While biometric gates and recording of facial features and other biometrics make some tourists nervous and can make them feel they are under surveillance, this is not likely to deter them from countries that have these in place.
Overtourism
The post-COVID travel surge has meant enormous seasonal crowds in some cities and towns and overcrowding, pressure on infrastructure, long queues, degradation of the environment are the result – and there’s no question that overtourism interferes with visitors’ enjoyment of the experience. Every destination and tourism site has a different carrying capacity, but most of them have few controls over the numbers surging in the high season. Many destinations have reached their tipping point, and reactive management of the problems is often too late.
Unwelcome
Local residents are reacting sharply to their town or area being taken over by tourists and tourism businesses. In parts of Europe and Asia, the tide has turned and tourists are not as welcome as they were 10 years ago. They are viewed as a strain on local infrastructure, including public transport, stirring resentment among residents. According to sustainability website tomorrow.city, in Paris, Rome and Barcelona, central lines and stations near major attractions are seasonally overwhelmed by passenger numbers, slowing service and affecting both locals and tourists. In 2023, London’s Covent Garden station on one day at the height of the season, saw a 79,9% increase in footfall over the daily average.
The proliferation of Airbnb-type rentals has caused much unhappiness for local residents – housing has become out of the financial range of many locals.
Foreign visitors are often accused of disrespect and plain bad behaviour at sensitive tourism sites. Some bars and restaurants in Europe refuse to serve foreigners.

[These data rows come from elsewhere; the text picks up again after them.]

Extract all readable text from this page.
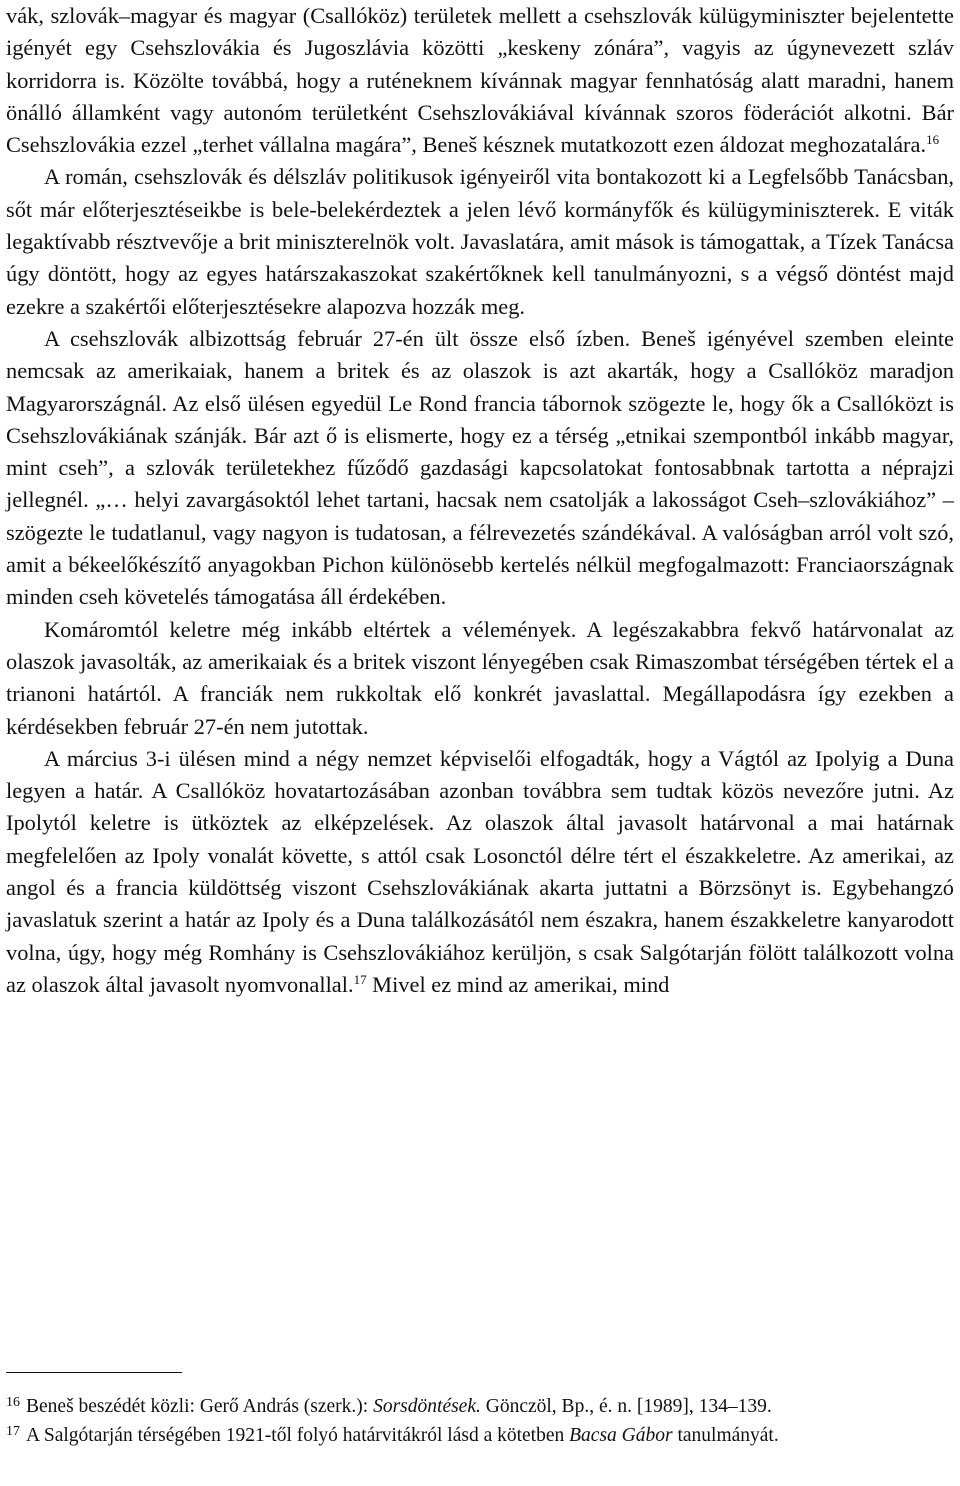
vák, szlovák–magyar és magyar (Csallóköz) területek mellett a csehszlovák külügyminiszter bejelentette igényét egy Csehszlovákia és Jugoszlávia közötti „keskeny zónára”, vagyis az úgynevezett szláv korridorra is. Közölte továbbá, hogy a ruténeknem kívánnak magyar fennhatóság alatt maradni, hanem önálló államként vagy autonóm területként Csehszlovákiával kívánnak szoros föderációt alkotni. Bár Csehszlovákia ezzel „terhet vállalna magára”, Beneš késznek mutatkozott ezen áldozat meghozatalára.$^{16}$

A román, csehszlovák és délszláv politikusok igényeiről vita bontakozott ki a Legfelsőbb Tanácsban, sőt már előterjesztéseikbe is bele-belekérdeztek a jelen lévő kormányfők és külügyminiszterek. E viták legaktívabb résztvevője a brit miniszterelnök volt. Javaslatára, amit mások is támogattak, a Tízek Tanácsa úgy döntött, hogy az egyes határszakaszokat szakértőknek kell tanulmányozni, s a végső döntést majd ezekre a szakértői előterjesztésekre alapozva hozzák meg.

A csehszlovák albizottság február 27-én ült össze első ízben. Beneš igényével szemben eleinte nemcsak az amerikaiak, hanem a britek és az olaszok is azt akarták, hogy a Csallóköz maradjon Magyarországnál. Az első ülésen egyedül Le Rond francia tábornok szögezte le, hogy ők a Csallóközt is Csehszlovákiának szánják. Bár azt ő is elismerte, hogy ez a térség „etnikai szempontból inkább magyar, mint cseh”, a szlovák területekhez fűződő gazdasági kapcsolatokat fontosabbnak tartotta a néprajzi jellegnél. „… helyi zavargásoktól lehet tartani, hacsak nem csatolják a lakosságot Cseh–szlovákiához” – szögezte le tudatlanul, vagy nagyon is tudatosan, a félrevezetés szándékával. A valóságban arról volt szó, amit a békeelőkészítő anyagokban Pichon különösebb kertelés nélkül megfogalmazott: Franciaországnak minden cseh követelés támogatása áll érdekében.

Komáromtól keletre még inkább eltértek a vélemények. A legészakabbra fekvő határvonalat az olaszok javasolták, az amerikaiak és a britek viszont lényegében csak Rimaszombat térségében tértek el a trianoni határtól. A franciák nem rukkoltak elő konkrét javaslattal. Megállapodásra így ezekben a kérdésekben február 27-én nem jutottak.

A március 3-i ülésen mind a négy nemzet képviselői elfogadták, hogy a Vágtól az Ipolyig a Duna legyen a határ. A Csallóköz hovatartozásában azonban továbbra sem tudtak közös nevezőre jutni. Az Ipolytól keletre is ütköztek az elképzelések. Az olaszok által javasolt határvonal a mai határnak megfelelően az Ipoly vonalát követte, s attól csak Losonctól délre tért el északkeletre. Az amerikai, az angol és a francia küldöttség viszont Csehszlovákiának akarta juttatni a Börzsönyt is. Egybehangzó javaslatuk szerint a határ az Ipoly és a Duna találkozásától nem északra, hanem északkeletre kanyarodott volna, úgy, hogy még Romhány is Csehszlovákiához kerüljön, s csak Salgótarján fölött találkozott volna az olaszok által javasolt nyomvonallal.$^{17}$ Mivel ez mind az amerikai, mind

$^{16}$ Beneš beszédét közli: Gerő András (szerk.): Sorsdöntések. Gönczöl, Bp., é. n. [1989], 134–139.

$^{17}$ A Salgótarján térségében 1921-től folyó határvitákról lásd a kötetben Bacsa Gábor tanulmányát.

Local resentment against tourists has seen residents of Barcelona protesting, launching ‘soft’ attacks with water pistols and coloured smoke bombs, and blocking access to iconic sites.
Climate issues
Rising sea levels, grumbling volcanoes, heatwaves, water shortages, snow ‘droughts’, storms, tornadoes and floods. Some popular tourism centres, especially in southern Europe, have already lost their shine as guests experienced repeated incidents of extreme weather. Tourists have had to evacuate resorts due to frightening bush fires in Europe, or equally been trapped by floodwaters in Italy. Santorini and some Icelandic destinations have had to be evacuated for fear of major volcanic activity. Unusually high temperatures during heatwaves are not only unpleasant but can be damaging to health. Climatic conditions will deter tourists from traditionally popular destinations more and more as these conditions become more severe.